Despite his suffering, Padre Pio exuded peace and joy, the cardinal said. “That’s what we need today. There are so many people that bear the wounds of Jesus,” he said of “the sick in soul, mind and body,” and of victims of terrorist attacks in London, victims of hurricanes in Texas, Florida and the Caribbean, and of earthquakes in Mexico.

“You look at our cities, our countries…we look within, and you see reasons to lose hope and give up.”

But Padre Pio says otherwise. “I need to hear that, something tells me we all do,” the cardinal said. “Something tells me why these thousands of people are lined up.”

Padre Pio not only encouraged people who were ill to visit their doctor, he also founded a great hospital, added the cardinal. “He said God works through physicians, through nurses, through us taking care of ourselves.”

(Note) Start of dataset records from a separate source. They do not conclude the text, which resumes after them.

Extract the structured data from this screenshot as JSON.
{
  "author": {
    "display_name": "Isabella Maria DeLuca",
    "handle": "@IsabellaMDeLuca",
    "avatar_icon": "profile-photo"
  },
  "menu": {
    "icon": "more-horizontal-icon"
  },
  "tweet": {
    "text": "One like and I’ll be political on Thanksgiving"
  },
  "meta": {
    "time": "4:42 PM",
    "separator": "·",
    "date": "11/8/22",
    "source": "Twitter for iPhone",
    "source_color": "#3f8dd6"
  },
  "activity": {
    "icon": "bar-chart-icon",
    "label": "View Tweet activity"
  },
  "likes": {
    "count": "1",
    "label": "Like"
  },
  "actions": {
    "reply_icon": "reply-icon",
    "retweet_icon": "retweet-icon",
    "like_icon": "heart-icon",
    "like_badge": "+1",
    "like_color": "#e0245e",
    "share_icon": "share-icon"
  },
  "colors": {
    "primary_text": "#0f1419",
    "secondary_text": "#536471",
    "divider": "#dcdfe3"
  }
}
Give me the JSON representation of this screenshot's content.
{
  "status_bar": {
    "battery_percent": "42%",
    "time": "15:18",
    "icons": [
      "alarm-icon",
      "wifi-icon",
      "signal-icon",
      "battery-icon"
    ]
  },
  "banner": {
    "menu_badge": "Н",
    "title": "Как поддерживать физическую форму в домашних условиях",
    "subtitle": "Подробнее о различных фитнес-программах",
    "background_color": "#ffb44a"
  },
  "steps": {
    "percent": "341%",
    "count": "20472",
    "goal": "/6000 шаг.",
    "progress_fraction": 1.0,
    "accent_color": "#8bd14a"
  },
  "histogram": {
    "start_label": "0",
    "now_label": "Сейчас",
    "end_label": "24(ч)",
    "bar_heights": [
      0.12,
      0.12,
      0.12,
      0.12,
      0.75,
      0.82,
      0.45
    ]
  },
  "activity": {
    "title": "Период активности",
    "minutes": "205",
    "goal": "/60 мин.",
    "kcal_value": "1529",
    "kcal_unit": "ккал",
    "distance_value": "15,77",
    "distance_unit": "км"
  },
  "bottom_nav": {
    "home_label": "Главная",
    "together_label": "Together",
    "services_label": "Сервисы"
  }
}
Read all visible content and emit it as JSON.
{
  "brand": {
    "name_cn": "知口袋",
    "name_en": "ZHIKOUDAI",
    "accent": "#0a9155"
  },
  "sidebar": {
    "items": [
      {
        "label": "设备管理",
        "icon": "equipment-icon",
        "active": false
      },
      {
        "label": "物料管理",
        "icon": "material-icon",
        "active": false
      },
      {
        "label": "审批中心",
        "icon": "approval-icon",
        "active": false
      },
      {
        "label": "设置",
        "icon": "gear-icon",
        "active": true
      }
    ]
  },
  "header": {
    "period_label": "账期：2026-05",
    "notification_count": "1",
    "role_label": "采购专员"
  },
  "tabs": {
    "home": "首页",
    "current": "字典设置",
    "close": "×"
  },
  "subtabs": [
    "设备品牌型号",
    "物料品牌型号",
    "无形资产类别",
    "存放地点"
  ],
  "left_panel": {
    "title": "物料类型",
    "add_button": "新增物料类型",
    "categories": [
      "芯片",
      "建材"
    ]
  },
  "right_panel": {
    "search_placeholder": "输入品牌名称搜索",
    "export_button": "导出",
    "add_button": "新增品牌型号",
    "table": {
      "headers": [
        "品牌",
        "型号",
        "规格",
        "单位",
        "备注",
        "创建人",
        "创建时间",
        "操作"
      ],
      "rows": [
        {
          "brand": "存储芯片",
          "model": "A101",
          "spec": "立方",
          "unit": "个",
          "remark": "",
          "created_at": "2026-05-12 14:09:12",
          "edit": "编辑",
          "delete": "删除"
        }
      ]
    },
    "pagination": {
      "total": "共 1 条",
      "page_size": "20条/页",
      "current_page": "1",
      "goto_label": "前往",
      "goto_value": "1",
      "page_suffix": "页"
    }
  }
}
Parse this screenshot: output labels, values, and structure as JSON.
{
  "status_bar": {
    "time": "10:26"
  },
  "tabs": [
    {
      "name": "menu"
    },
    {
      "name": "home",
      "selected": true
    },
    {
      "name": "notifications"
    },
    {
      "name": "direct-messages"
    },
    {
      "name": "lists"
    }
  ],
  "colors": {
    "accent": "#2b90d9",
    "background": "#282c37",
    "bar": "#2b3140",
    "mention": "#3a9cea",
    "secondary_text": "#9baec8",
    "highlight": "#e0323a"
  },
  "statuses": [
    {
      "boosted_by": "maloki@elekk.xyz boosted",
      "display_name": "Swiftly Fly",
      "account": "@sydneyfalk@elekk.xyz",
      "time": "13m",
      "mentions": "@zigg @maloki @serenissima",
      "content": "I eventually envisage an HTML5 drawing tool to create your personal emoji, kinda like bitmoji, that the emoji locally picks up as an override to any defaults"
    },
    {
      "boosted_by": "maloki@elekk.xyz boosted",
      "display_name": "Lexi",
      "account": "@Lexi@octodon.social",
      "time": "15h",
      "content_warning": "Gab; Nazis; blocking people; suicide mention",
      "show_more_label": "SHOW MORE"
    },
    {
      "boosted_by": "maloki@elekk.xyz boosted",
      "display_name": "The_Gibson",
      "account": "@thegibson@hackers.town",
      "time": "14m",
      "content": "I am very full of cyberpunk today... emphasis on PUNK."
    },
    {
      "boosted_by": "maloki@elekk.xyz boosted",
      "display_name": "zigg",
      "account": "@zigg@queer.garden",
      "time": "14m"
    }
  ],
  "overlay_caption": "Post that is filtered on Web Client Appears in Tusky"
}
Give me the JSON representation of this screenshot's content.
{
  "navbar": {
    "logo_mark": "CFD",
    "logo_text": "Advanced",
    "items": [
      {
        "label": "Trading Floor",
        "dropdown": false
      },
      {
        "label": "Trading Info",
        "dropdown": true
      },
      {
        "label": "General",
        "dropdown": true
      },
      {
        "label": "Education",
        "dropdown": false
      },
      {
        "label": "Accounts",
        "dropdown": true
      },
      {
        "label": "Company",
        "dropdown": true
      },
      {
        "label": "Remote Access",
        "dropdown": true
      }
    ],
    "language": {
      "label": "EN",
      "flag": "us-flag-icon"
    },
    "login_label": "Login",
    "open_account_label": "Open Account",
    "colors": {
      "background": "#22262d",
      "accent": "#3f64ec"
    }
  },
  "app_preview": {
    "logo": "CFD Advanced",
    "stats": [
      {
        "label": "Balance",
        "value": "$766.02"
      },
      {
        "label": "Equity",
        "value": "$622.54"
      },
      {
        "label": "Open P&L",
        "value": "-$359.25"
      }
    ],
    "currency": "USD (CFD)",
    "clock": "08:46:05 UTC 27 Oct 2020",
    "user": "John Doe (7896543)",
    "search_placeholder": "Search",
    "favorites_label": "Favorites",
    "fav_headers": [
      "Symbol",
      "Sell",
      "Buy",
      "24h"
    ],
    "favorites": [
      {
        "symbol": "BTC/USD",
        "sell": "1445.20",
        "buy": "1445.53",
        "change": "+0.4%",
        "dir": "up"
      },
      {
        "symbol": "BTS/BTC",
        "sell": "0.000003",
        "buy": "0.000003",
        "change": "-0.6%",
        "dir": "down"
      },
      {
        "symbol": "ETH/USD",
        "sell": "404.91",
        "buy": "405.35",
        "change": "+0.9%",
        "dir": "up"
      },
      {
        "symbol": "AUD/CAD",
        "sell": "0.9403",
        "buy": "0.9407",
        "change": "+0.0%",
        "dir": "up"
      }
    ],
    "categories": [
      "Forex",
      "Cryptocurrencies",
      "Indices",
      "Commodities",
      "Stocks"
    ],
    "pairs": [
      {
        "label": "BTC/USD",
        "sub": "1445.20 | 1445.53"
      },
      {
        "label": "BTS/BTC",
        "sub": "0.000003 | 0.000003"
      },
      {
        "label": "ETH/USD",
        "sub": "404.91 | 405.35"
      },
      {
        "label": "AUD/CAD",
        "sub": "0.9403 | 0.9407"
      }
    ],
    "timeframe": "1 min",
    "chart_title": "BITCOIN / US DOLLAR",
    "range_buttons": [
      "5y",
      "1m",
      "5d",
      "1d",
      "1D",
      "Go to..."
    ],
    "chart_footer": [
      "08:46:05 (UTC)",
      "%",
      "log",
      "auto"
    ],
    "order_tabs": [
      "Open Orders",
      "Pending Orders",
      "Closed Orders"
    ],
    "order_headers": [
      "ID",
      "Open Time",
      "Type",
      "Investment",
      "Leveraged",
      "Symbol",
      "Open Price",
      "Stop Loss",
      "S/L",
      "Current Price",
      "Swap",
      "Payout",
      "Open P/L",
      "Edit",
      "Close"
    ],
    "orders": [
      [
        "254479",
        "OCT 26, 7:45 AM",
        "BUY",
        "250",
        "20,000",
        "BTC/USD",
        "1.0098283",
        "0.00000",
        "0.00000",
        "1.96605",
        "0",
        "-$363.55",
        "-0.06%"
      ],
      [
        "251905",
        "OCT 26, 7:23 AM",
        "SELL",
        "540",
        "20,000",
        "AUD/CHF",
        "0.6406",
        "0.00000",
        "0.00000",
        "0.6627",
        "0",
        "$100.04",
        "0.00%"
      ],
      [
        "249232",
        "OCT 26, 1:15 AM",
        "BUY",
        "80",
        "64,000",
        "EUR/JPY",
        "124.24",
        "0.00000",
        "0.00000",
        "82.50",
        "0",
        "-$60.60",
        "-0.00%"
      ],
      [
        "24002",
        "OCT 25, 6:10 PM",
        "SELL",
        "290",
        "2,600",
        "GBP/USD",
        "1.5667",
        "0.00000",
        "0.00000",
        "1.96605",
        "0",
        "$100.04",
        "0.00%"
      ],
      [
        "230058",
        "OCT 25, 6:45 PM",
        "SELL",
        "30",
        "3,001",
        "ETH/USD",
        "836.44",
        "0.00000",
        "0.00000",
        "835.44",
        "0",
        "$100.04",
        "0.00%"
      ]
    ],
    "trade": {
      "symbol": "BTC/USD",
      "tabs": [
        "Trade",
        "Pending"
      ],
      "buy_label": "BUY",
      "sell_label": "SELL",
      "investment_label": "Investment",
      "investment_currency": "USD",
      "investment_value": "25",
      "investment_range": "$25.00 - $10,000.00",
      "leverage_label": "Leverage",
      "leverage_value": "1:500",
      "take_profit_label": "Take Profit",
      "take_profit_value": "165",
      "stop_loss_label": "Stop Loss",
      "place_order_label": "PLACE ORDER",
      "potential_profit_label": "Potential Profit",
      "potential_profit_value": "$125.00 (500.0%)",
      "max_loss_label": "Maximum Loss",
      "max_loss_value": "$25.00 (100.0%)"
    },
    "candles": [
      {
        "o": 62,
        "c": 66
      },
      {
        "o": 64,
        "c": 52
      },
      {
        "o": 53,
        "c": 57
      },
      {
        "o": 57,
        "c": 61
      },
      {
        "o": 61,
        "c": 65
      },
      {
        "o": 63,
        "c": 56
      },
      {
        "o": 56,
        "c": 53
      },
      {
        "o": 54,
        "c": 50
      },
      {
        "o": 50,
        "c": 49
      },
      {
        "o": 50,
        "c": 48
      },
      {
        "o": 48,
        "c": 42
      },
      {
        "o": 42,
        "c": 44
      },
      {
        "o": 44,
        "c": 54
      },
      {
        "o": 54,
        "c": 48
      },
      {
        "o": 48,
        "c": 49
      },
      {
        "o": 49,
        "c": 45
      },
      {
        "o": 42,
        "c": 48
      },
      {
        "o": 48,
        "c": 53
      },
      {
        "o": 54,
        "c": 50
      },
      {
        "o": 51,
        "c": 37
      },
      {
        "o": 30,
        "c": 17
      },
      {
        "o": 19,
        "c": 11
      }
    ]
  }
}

Of the vast number in line to venerate Padre Pio’s relics, Cardinal Dolan noted it was “tremendous” and a testament of “the faith.”

“It’s not that we’re superstitious,” the cardinal said of the relics venerated by the faithful. “They’re not like supernatural rabbits’ feet or something.”

What they are, continued the cardinal, are reminders of a man who was close to Jesus, “of a man who bore the sufferings of our Lord on the cross, in his own life.

“And what they do then is strengthen our faith—our faith and our prayer. And that’s why these folks are here.”